Xavier Darcos, lors de la visite de François Fillon et Alain Juppé, venus lui apporter leur soutien aux municipales (13 mars 2008) © TF1/LCILe chef du gouvernement, François Fillon, et son lointain prédécesseur Alain Juppé, fraîchement réélu à Bordeaux, sont allés jeudi à Périgueux soutenir le ministre de l'Education, Xavier Darcos, au coude à coude avec le PS à trois jours du second tour des municipales. Tous deux ont participé à un meeting au théâtre municipal devant 500 à 700 personnes en fin d'après-midi, deux heures avant que le candidat PS Michel Moyrand n'accueille le patron du PS François Hollande dans une autre réunion publique, à l'autre bout de la ville.

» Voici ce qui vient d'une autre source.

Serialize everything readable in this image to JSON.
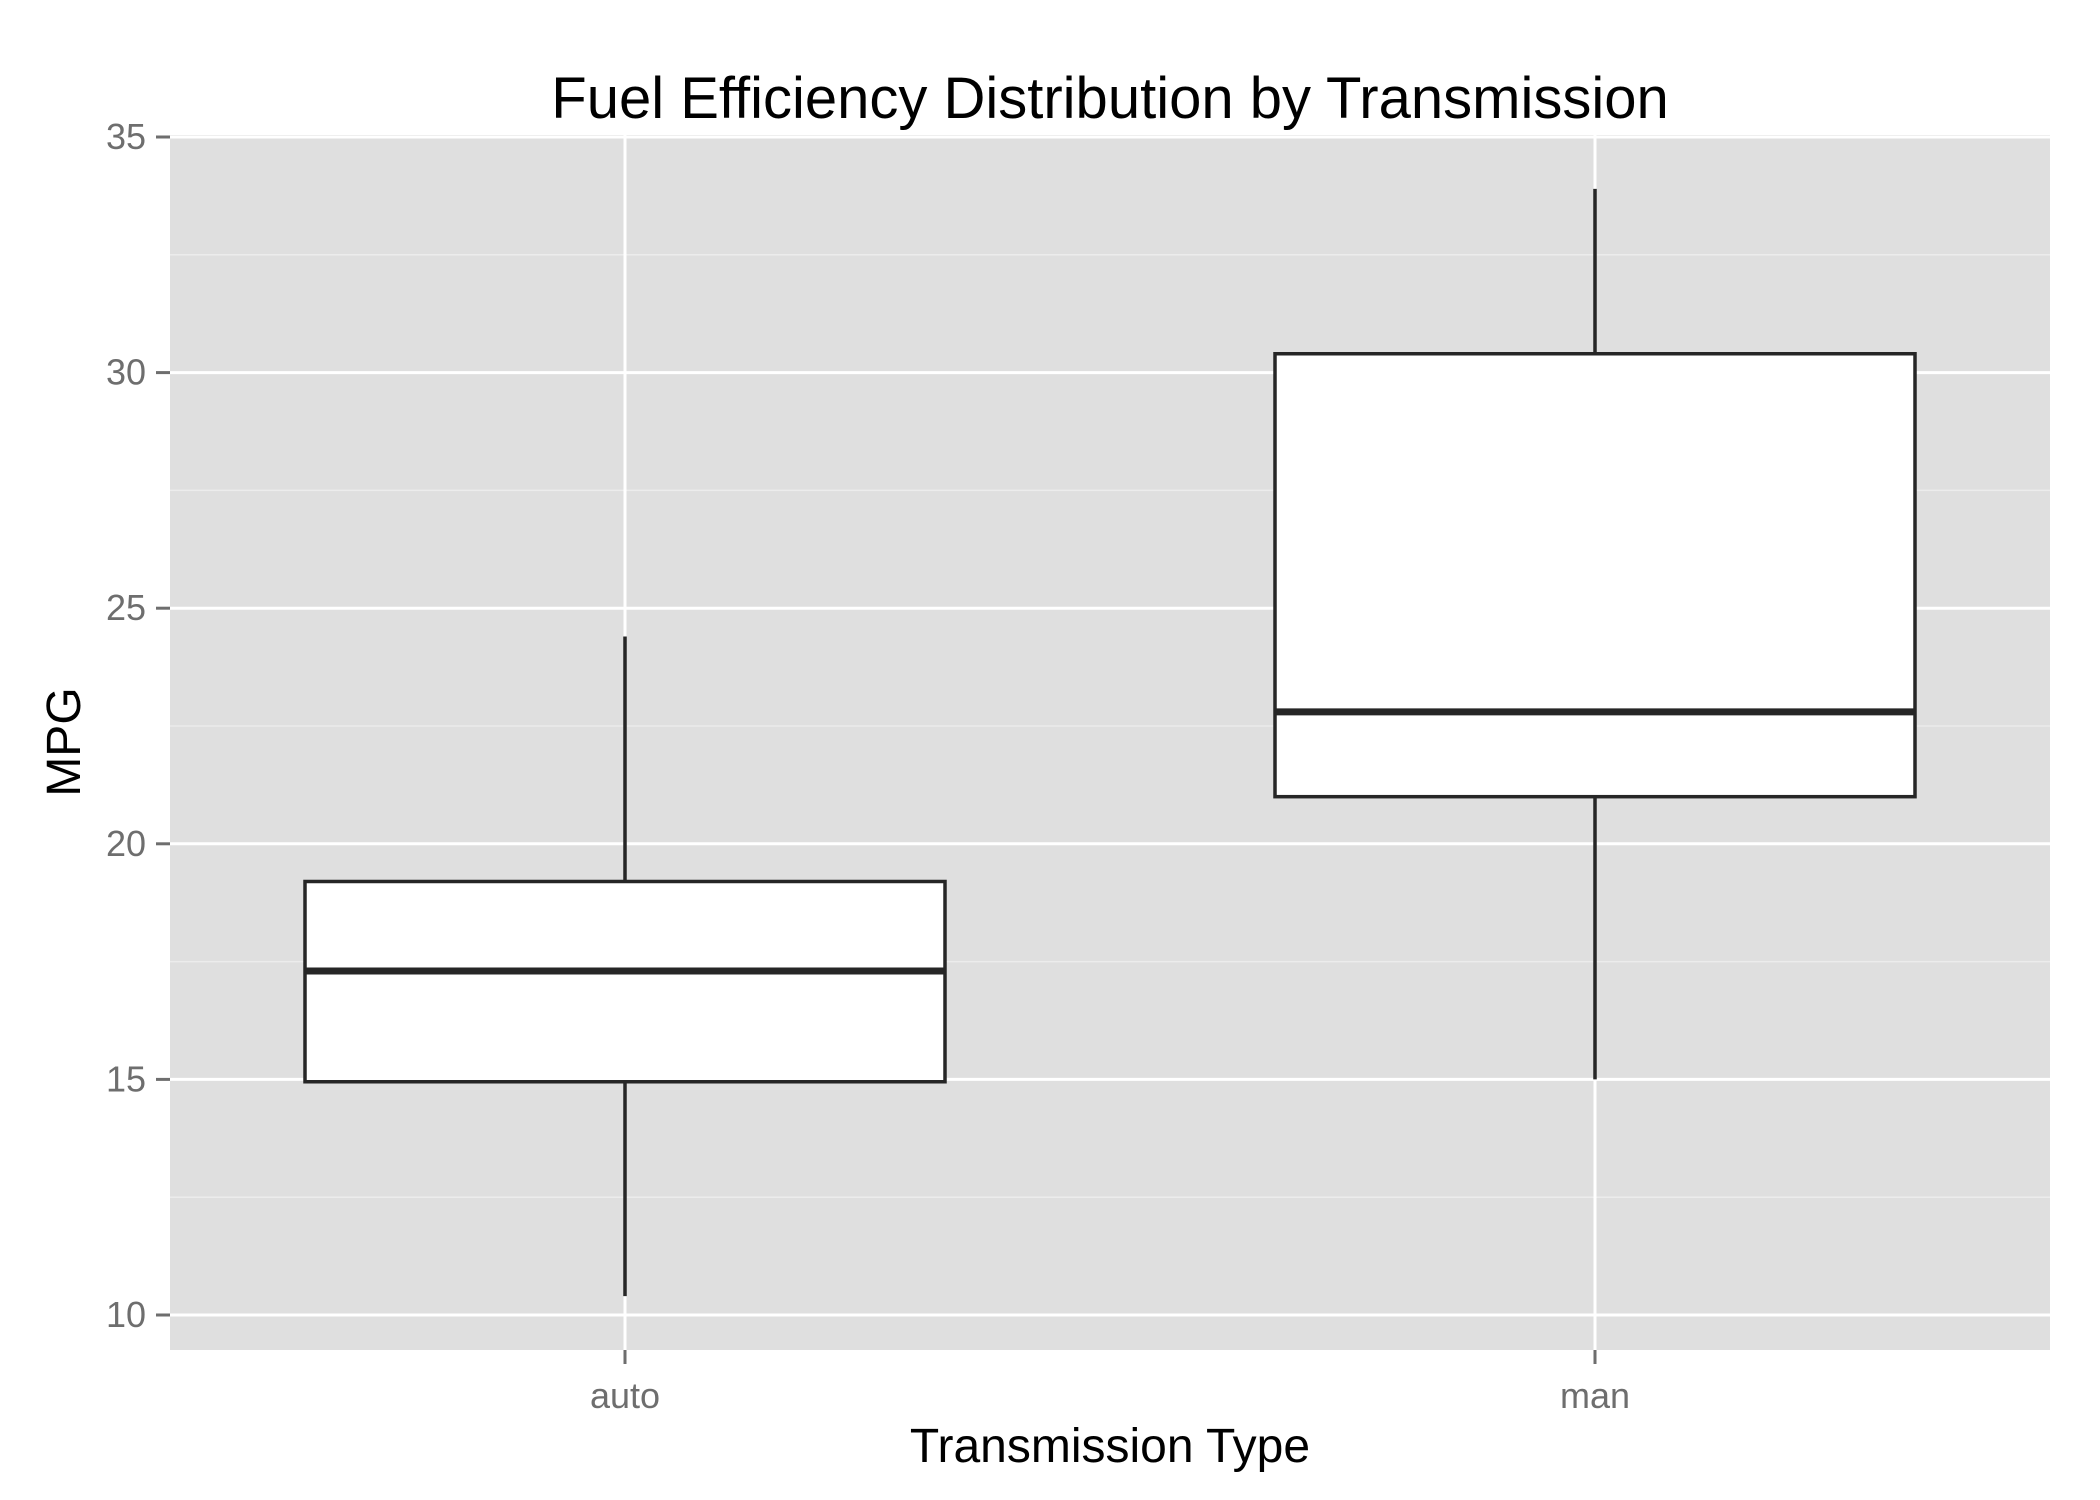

Xavier Darcos, maire sortant, a obtenu 45,25% des voix au 1er tour contre 45,70% à Michel Moyrand, qui l'a devancé de 56 voix. Jeudi lors du meeting, le candidat UMP a obtenu le soutien public du divers droite Jean-Louis Demaret, un membre du MoDem qui avait obtenu au 1er tour 6,05% des voix à la tête d'une liste intitulée "Ni droite ni gauche".

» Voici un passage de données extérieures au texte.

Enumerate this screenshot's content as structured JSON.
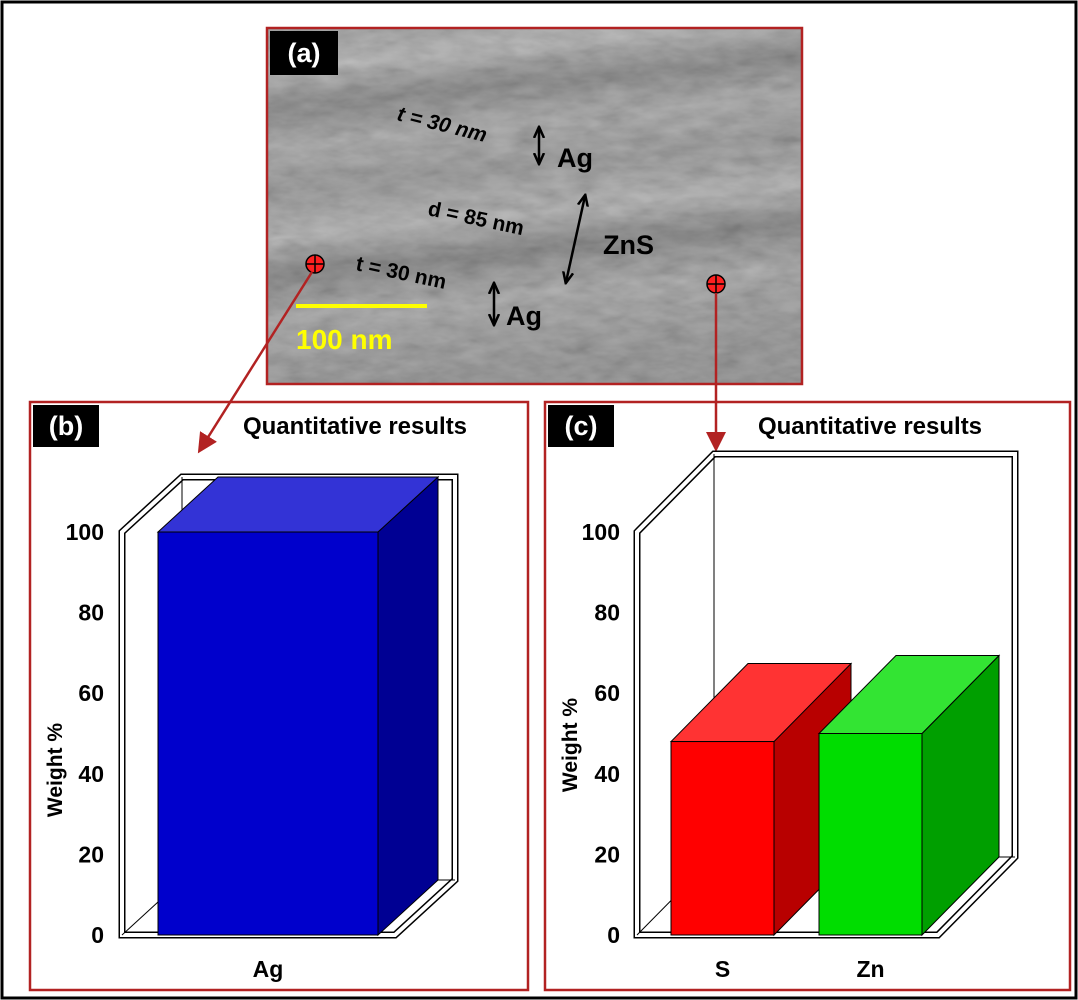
{
  "panel_a": {
    "label": "(a)",
    "annotations": {
      "t_top": "t = 30 nm",
      "ag_top": "Ag",
      "d": "d = 85 nm",
      "zns": "ZnS",
      "t_bottom": "t = 30 nm",
      "ag_bottom": "Ag"
    },
    "scale_bar": "100 nm"
  },
  "colors": {
    "frame": "#b22222",
    "ag_bar": "#0000cc",
    "s_bar": "#ff0000",
    "zn_bar": "#00dd00",
    "scale_bar": "#ffff00"
  },
  "chart_data": [
    {
      "panel": "(b)",
      "type": "bar",
      "title": "Quantitative results",
      "ylabel": "Weight %",
      "xlabel": "",
      "categories": [
        "Ag"
      ],
      "values": [
        100
      ],
      "ylim": [
        0,
        100
      ],
      "yticks": [
        "0",
        "20",
        "40",
        "60",
        "80",
        "100"
      ],
      "grid": false
    },
    {
      "panel": "(c)",
      "type": "bar",
      "title": "Quantitative results",
      "ylabel": "Weight %",
      "xlabel": "",
      "categories": [
        "S",
        "Zn"
      ],
      "values": [
        48,
        50
      ],
      "ylim": [
        0,
        100
      ],
      "yticks": [
        "0",
        "20",
        "40",
        "60",
        "80",
        "100"
      ],
      "grid": false
    }
  ]
}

"Vous avez un bon maire, gardez-le !"
Alain Juppé, venu "en voisin et en ami", a parcouru les rues de la ville, ponctuant chaque poignée de mains d'un "Vous avez un bon maire, gardez-le !". François Fillon a livré un discours combatif, stigmatisant "une gauche qui dit non à tout", et promettant une nouvelle fois de "tenir le cap des réformes". Acclamé, il a longuement rendu hommage à son ministre, rappelant que "le service minimum à l'école, c'est Xavier qui l'a proposé" et soulignant que seuls les maires UMP soutiennent cette idée. En chef de la majorité, François Fillon a aussi lancé un appel aux abstentionnistes. "A Périgueux comme dans toute la France", a-t-il lancé, "rien n'est écrit, rien n'est joué d'avance (...) il ne faut pas qu'ils regrettent pendant six ans de s'être abstenus".

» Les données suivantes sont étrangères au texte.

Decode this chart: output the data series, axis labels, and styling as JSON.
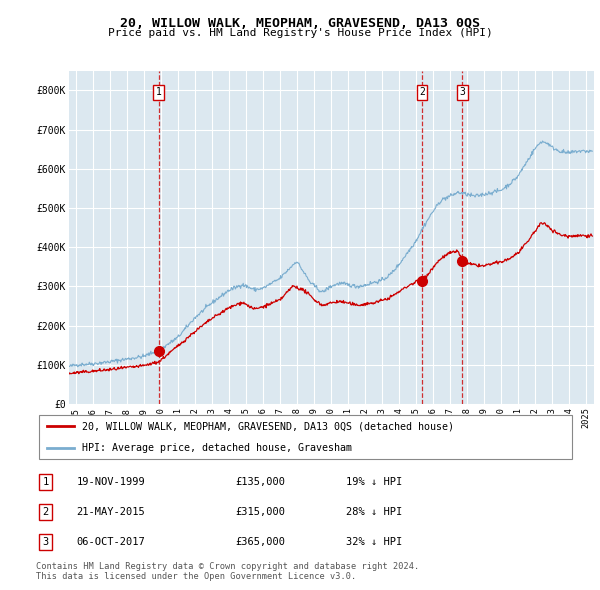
{
  "title": "20, WILLOW WALK, MEOPHAM, GRAVESEND, DA13 0QS",
  "subtitle": "Price paid vs. HM Land Registry's House Price Index (HPI)",
  "legend_line1": "20, WILLOW WALK, MEOPHAM, GRAVESEND, DA13 0QS (detached house)",
  "legend_line2": "HPI: Average price, detached house, Gravesham",
  "transactions": [
    {
      "num": 1,
      "date": "19-NOV-1999",
      "price": 135000,
      "pct": "19%",
      "dir": "↓",
      "year": 1999.88
    },
    {
      "num": 2,
      "date": "21-MAY-2015",
      "price": 315000,
      "pct": "28%",
      "dir": "↓",
      "year": 2015.38
    },
    {
      "num": 3,
      "date": "06-OCT-2017",
      "price": 365000,
      "pct": "32%",
      "dir": "↓",
      "year": 2017.76
    }
  ],
  "footnote1": "Contains HM Land Registry data © Crown copyright and database right 2024.",
  "footnote2": "This data is licensed under the Open Government Licence v3.0.",
  "ylim": [
    0,
    850000
  ],
  "xlim_start": 1994.6,
  "xlim_end": 2025.5,
  "red_line_color": "#cc0000",
  "blue_line_color": "#7aadcf",
  "bg_color": "#dce8f0",
  "grid_color": "#ffffff",
  "marker_color": "#cc0000",
  "transaction_prices": [
    135000,
    315000,
    365000
  ]
}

Le Premier secrétaire du Parti socialiste, François Hollande, était également à Périgueux jeudi soir, pour soutenir le candidat Michel Moyrand. Les élections municipales ne sont "pas le 3e tour" de la présidentielle ni des législatives, mais "tout l'enjeu est de savoir si la politique menée depuis dix mois va être corrigée ou amplifiée", a-t-il affirmé en marge d'un meeting ayant réuni environ 500 personnes.